A mixed legacy for Barney Frank

It is always unfortunate to see a highly intelligent and knowledgeable member of Congress retire, and that is also true of Barney Frank (D-Massachusetts). Although he was the principal protector of Fannie Mae and Freddie Mac for many years—claiming that he could see no need for additional regulation and arguing that the Bush administration’s effort to control the GSEs would have the adverse effect of reducing their commitment to affordable housing—he had the good sense to change his mind and develop strong regulatory legislation that became law just before the financial crisis hit.

Still, his career was marred by excessive partisanship, defensiveness, and an intellectual arrogance that prevented him from recognizing his errors until it was too late to save Fannie and Freddie or prevent the 2008 financial catastrophe in which they played the primary role. By the time Fannie and Freddie failed, they had accumulated 12 million subprime and other low quality and risky loans—about 40 percent of the 27 million outstanding—mostly for the purpose of meeting the affordable housing goals he fought to protect. The defaults on these loans, which are continuing, will ultimately cost the U.S. taxpayers $300 to $400 billion.

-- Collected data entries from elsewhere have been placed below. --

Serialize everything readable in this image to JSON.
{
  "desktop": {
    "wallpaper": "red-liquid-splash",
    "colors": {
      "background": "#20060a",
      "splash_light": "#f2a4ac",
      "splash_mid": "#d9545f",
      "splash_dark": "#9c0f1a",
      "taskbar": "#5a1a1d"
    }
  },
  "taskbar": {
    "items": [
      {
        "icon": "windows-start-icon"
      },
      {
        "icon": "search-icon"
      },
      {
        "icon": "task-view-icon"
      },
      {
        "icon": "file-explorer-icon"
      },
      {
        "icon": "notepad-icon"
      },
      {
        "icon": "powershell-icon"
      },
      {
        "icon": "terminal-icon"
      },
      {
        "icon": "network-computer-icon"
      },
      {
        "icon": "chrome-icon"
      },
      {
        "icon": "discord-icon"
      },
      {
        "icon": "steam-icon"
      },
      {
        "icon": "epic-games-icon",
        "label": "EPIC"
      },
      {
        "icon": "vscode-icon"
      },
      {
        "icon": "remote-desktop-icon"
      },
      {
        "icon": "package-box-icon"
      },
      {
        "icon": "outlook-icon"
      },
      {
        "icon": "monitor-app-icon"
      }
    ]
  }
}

He will say, of course, that he did not become chairman of the House Financial Services Committee until 2006—that the Republicans were at fault for failing to act sooner when they were in the majority. There is some truth in this, but if he had been willing to work with the Republicans on the HFSC instead of insisting that there were no problems with Fannie and Freddie, legislation might have been adopted in the early 2000s that could have prevented the financial crisis and saved the taxpayers from severe losses.

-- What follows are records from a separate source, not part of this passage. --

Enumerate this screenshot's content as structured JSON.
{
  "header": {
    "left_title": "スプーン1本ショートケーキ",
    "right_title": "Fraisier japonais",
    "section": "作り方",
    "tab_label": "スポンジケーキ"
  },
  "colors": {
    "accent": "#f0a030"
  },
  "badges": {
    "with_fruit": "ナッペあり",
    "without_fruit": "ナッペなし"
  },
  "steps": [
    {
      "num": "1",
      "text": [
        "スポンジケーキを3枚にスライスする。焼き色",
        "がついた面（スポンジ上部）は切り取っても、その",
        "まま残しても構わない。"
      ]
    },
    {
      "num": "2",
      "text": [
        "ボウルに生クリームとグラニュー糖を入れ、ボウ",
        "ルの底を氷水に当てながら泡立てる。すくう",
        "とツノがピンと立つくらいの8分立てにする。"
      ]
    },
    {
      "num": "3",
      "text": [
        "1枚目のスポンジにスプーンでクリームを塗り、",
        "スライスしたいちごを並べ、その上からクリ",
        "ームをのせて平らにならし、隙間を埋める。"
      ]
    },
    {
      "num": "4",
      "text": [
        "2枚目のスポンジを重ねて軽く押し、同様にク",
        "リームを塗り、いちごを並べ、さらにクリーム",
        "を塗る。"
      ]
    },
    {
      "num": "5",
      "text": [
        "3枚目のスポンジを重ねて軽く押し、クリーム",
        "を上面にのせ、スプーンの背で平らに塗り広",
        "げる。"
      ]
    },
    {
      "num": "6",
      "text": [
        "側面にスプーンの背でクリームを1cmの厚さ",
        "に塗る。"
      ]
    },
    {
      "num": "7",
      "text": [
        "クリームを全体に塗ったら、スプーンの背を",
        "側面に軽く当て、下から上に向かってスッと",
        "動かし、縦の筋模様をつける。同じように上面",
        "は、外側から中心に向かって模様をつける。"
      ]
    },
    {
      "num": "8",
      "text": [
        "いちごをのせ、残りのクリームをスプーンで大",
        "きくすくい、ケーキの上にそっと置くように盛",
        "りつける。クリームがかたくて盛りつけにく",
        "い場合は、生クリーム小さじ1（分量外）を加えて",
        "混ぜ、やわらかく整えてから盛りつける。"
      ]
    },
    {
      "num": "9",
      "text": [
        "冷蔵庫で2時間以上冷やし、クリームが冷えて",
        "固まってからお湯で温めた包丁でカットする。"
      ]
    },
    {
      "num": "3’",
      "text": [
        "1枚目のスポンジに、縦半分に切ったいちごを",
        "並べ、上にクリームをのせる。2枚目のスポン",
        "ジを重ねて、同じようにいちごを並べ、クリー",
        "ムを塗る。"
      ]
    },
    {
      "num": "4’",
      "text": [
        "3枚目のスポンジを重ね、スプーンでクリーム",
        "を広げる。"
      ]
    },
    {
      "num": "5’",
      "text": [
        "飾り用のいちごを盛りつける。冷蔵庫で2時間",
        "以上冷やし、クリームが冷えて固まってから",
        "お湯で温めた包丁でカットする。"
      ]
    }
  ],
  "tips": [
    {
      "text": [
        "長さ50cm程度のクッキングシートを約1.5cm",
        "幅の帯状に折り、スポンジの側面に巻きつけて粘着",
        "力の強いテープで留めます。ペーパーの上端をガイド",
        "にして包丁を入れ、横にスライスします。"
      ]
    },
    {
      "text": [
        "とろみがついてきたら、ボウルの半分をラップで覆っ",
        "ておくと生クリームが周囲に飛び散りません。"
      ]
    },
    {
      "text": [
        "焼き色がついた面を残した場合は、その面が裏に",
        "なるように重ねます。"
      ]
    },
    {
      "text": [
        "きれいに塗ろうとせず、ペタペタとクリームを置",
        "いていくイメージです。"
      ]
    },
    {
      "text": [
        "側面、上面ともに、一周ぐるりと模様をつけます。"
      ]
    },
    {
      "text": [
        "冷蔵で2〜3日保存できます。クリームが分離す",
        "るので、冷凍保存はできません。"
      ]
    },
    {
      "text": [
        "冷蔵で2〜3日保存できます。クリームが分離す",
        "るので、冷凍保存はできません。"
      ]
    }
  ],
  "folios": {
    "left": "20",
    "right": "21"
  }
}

In the end, he realized his mistake, telling Larry Kudlow in a 2010 interview: “I hope by next year we’ll have abolished Fannie and Freddie . . . it was a great mistake to push lower-income people into housing they couldn’t afford and couldn’t really handle once they had it.”

9 thoughts on “A mixed legacy for Barney Frank

  1. Frank can do more than “hope” Freddie and Fannie are abolished. He is a leading Democratic congressman. He can advocate it, and sponsor a bill. He can show a tenth of the commitment he showed in protecting these disasters-in-the-making.

  2. Good riddance to an incompetent and possibly corrupt ideologue ! Both Frank and Senator Dodd enjoyed sweetheart mortgage deals from Angelo Mozillo’s Countrywide Financial. If it hadn’t been for Frank’s and Maxine Waters’s stonewalling , Fannie Mae and Freddie Mac’s worst abuses might have been reined in as early as 2003.

    The complete truth about the causes of 2008′s credit meltdown may never be admitted by the mainstream media, but Presidents Carter and Clinton , followed by Frank, Dodd, Waters, et.al bear the brunt.

  3. I am so tired of hearing retiring politicians admit their mistakes when they no longer face re-election. How ironic that they seem to be humble after they’ve gotten their way, and the damage is done.
    Do none of these folks care about the circumstances inwhich they are placing future generations, including their own children and grandchildren?

  4. On the other hand, my understanding is that Frank also led an (unsuccessful) effort in 2010 to extend the same housing policy mandates of the Community Reinvestment Act (which have been forced upon banks) to U.S. non-bank financial companies!

  5. This video clearly shows that George Bush warned Congress starting in 2001, that this economic crisis was Coming, if something was not done. But Congress refused to Listen, along with the arrogant Congressman, Barney Frank. This video says it all. The media reportedly did not want this video on You Tube; it was taken off. This link is of the same video, but is routed through Canada . Everyone in America needs to see this before it is yanked off the Internet again!
    Let’s see how far we can spread it before it’s pulled off the Canadian site.
    http://www.youtube.com/watch_popup?v=cMnSp4qEXNM&NR=1

  6. Barney Frank is a prime example of the New England socialists masquerading as members of the Democrat party. Far from being an intelligent Representative he is an idiot who has personally done more damage to the U.S. economy than Dodd or Schumer.

  7. The Statement that he could have helped if he had worked with the Republicans is a joke. If you recall, it was Bush who proposed in the early 2000s to toughen the requirements on mortgage lending. That is when Barney Frank made his famous speach as part of his effort to defeat the Bush legislation. Remember that: Fannie and Freddie are at no risk of failure, either now or at any point in the future. Anybody who says differently is doing so for purely political purposes. He actually said this at a recorded hearing. Barney Frank fought tooth and nail to prevent anybody from tightening mortgage standards.

    It was well after it was too late that he tried to make it LOOK like he was a supporter of addressing the problems he helped create. Remember, it was Barney Frank who fought for and won the requirement that Fannie Mae underwrite more than 50% of the mortgages to unqualified borrowers! That act alone did more to support the housing crisis than anything else.

    In reality, what it did was say to every mortgage lender, if you want to be able to sell your mortgages – you need to give us one bad one for every good one! Fannie was forced to look for bad mortgages to underwrite and banks were forced to provide 53 bad mortgages out of every 100 that they wanted underwritten (or Fannie wouldn’t talk to them!).